Duncan M. Perry described him as the "architect of Ilinden". After the Thessaloniki bombings of 1903, he was arrested, sentenced to life imprisonment and exiled to the Kastello fortress in Rhodes, but in 1904 he was amnestied in accordance to the Bulgarian-Ottoman agreement of 1904, that settled the consequences of the Ilinden Preobrazhenie Uprising. He settled in Sofia, where he was a teacher at the Second Boys' High School. The failure of the Ilinden uprising split IMRO into factions. The left-wing (federalist) faction opposed Bulgarian nationalism but the right-wing (centralist) faction of the IMRO, drifted more and more towards it. After the uprising, he became a leader of the right-wing faction. He also became a representative of the Skopje revolutionary district. Garvanov and Sarafov planned to kill IMRO's left-wing leader Yane Sandanski and his associates. However, Michail Daev, an associate of Sandanski, who switched sides, failed in this task, as his best man, Todor Panitsa betrayed him. As a consequence, the leaders of the Centralist's faction were sentenced to death by the Serres Regional Committee on the charge that they were acting on behalf of the Bulgarian state to subordinate the Serres activists who were struggling for the organization's independence and integrity. Garvanov, along with Sarafov, was assassinated by Todor Panitsa at Sarafov's home in Sofia, on the orders of Sandanski, on November 28, 1907. State funerals were held for him and Sarafov.

== Legacy ==
Streets in Sofia, Plovdiv and Blagoevgrad in Bulgaria are named after Garvanov. A commemorative plaque has been placed on the site of the house where Ivan Garvanov was born in Stara Zagora.

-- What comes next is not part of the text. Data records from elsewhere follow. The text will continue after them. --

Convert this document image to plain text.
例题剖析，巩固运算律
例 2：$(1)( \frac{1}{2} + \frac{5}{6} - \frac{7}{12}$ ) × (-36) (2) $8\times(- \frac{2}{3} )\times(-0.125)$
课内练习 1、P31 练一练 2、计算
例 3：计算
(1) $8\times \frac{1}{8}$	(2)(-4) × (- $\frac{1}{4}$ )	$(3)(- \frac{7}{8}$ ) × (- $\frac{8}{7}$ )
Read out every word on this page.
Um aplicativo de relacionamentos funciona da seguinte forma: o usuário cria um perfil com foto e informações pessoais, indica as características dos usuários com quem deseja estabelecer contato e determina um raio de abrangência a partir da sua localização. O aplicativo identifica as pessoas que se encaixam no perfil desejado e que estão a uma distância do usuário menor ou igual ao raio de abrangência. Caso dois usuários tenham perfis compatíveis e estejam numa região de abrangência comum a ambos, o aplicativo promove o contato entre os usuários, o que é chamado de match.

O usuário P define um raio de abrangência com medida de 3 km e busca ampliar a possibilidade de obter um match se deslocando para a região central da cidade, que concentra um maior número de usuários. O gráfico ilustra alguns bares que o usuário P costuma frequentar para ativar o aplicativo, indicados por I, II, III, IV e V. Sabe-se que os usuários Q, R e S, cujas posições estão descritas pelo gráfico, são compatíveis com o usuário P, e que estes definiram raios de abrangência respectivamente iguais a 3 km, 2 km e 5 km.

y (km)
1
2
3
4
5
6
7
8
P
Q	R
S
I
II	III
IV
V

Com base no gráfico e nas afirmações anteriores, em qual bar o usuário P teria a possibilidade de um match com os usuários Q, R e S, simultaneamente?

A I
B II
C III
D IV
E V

The historiography in North Macedonia has given a negative connotation to Garvanov, explicitly pointing out that he was a "pronounced Vrhovist" (Supremist) and a "Bulgarian from Bulgaria". It is claimed there that allegedly the IMRO leaders were betrayed by Garvanov in order for him to seize control over the Organization, transforming it into a tool of the "Vrhovists".